*On the CD Origins, pianist Ivana Gavric inhabits Haydn’s Piano Concerto No, 11 in D as familiar turf of his spirit, as if pianist and composer share not only one joie de vivre, but one joie d’être as well. We sense a clarity of being immediately in the spirited confidence of her entry, and one soon feels good to be alive. Once, at Haydn’s house in Vienna, a man from New England, with taxi waiting outside, rushed past me and about the room of displays for “just a few more minutes with Haydn” – and over time I’ve come to understand why Haydn is often greeted with profound affection. We all have many mysteries of life to learn from Haydn’s guileless and playful heart. Take the CD at hand which also contains “homages to Haydn” by Debussy, d’Indy, Dukas, Hahn, Ravel, Widor – and Hoad. Included too is Hoad’s systematic but existentially-contained epic Between the Skies, the River, and the Hills, a composition with an enticing knack for the impending unknown, Gavric, always a subtly-voiced yet emotionally-precise pianist, performs this with Southbank Sinfonia.
*On La Voce del Violoncello, we have Elinor Frey on baroque cello – with Esteban La Rotta on theorbo and baroque guitar and Susie Napper also on baroque cello. Always pensive but with an assertive intention to explore gripping the atmosphere she creates about her, Frey probes the colorful and image-conjuring potential of both the inner and outer worlds of these “Solo Works of the First Italian Cellist Composers.” For me, at least, Frey draws one’s imagination down streets populated by people of seventeenth/eighteenth century Italy, and it’s delightful to imagine here the lives of day-to-day humans with their laughter, inner thoughts, and the sweat of living on their skin.

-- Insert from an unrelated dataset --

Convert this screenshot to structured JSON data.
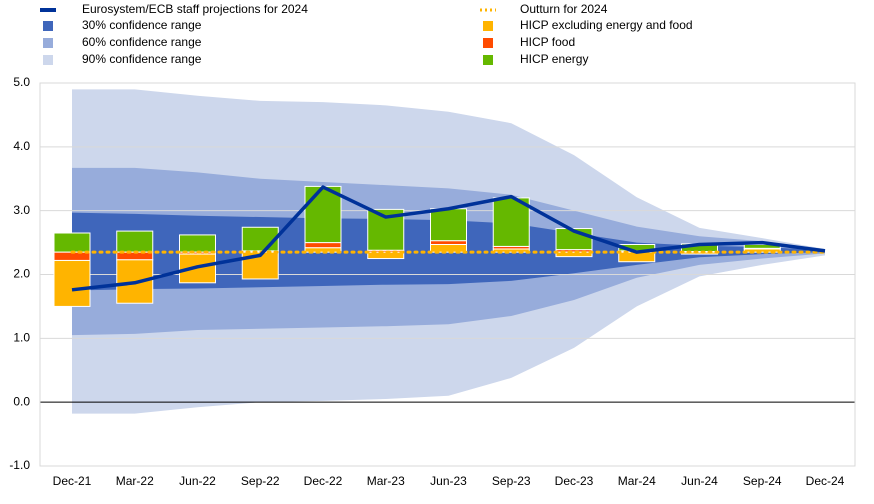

* Recordings of Schubert’s “Death and the Maiden” quartet, by the Talich and Busch quartets, long ago permeated my consciousness and helped to shape my personal Schubertian world. Add now to the mix a thrilling recording of much technical sophistication by the Pavel Haas Quartet of both the “Maiden” and the D956 Quintet. These are outstanding performances of metaphysical propulsion, uncannily integrated ensemble playing, and meticulously-realized yet subtle drama. I have been more accustomed to rougher edges in performances of the quartet and now I happily recommend the madness in finesse of the Pavel Haas Quartet in the “Maiden” and their elegantly textured and painfully touching narrative in the Quintet
* Many years ago, I got to tell lutenist Julian Bream, after his recital at Wigmore Hall, that his recording The Golden Age of English Lute Music had been a treasured and intimate companion of mine since it first appeared in the early sixties – then I thanked him two or three hundred times! And certainly, this recording has consumed my spirit and my thinking each time it began with Robert Johnson’s Two Almaines and took my imagination to unanticipated mysteries of the world offered, sometimes wistfully, by Dowland, Byrd, and company. I always feel at home in the music of this recording, though I doubt I would as secure in the threatening era in which the music was born. If I were to be buried in a pyramid, I would certainly take this CD along as an eternal everpresence to which I already feel eternally bound!
*It’s a special and too rare thrill to hear a composer recorded, whatever the music, and to know that a creative mind whose compositions we’ve often enjoyed is inevitably doing its thing before one’s very ears in the service of performance. Take this 3 CD set titled Beethoven Spring & Kreutzer Sonatas in which the seven violin-piano pairings include Kreisler/Rupp (1936) and Milstein/Balsam (1950) on the Spring Sonata and Kulenkampff/Kempff) (1935) and Busch Serkin (1941) on the Kreutzer. And at this very moment I’m listening to Szigeti/Bartok (1940) on the Kreutzer in an interpretation that often surprises in changes of tempo, emphasis, distinct personality, and dynamics. This is altogether delicious stuff and I can’t help but recall once working on my book on crafts while playing – over and over -the Emerson’s set of Bartok quartets, fueled, especially, by the fifth quartet to keep going without rest. In this Kreutzer, I hear a human heart and an always searching mind which I’ll take back to listens of Bartok’s own compositions.
*I once visited the Brahms Museum in Murzzuschlag, Austria where, besides investigating the rooms and fascinating contents therein, I did two things: I played a middle C on Brahms’ own piano and purchased a two CD set of the composer’s music titled Brahms: Jorg Demus (In Memoriam Claudio Arrau). Demus here indicates a naturally confidant and full-bodied – though not excessively so -presence, even in lyrical passages, rather than musical hues of reflective and perhaps wounded vulnerability. The playing has the quality of, perhaps, full-lunged singing atop the mountains not far away. Or is it the quality of the ringing of cathedral bells? It was in this summer residence that Brahms worked on his 4th symphony and almost lost it to a fire. I wrote a travel piece – for the Spectator or the Globe – and remember ending it, while looking through the train windows on the route back to Vienna, with something like, “A composer is lucky if he sees these mountains and writes music that is worthy of them.”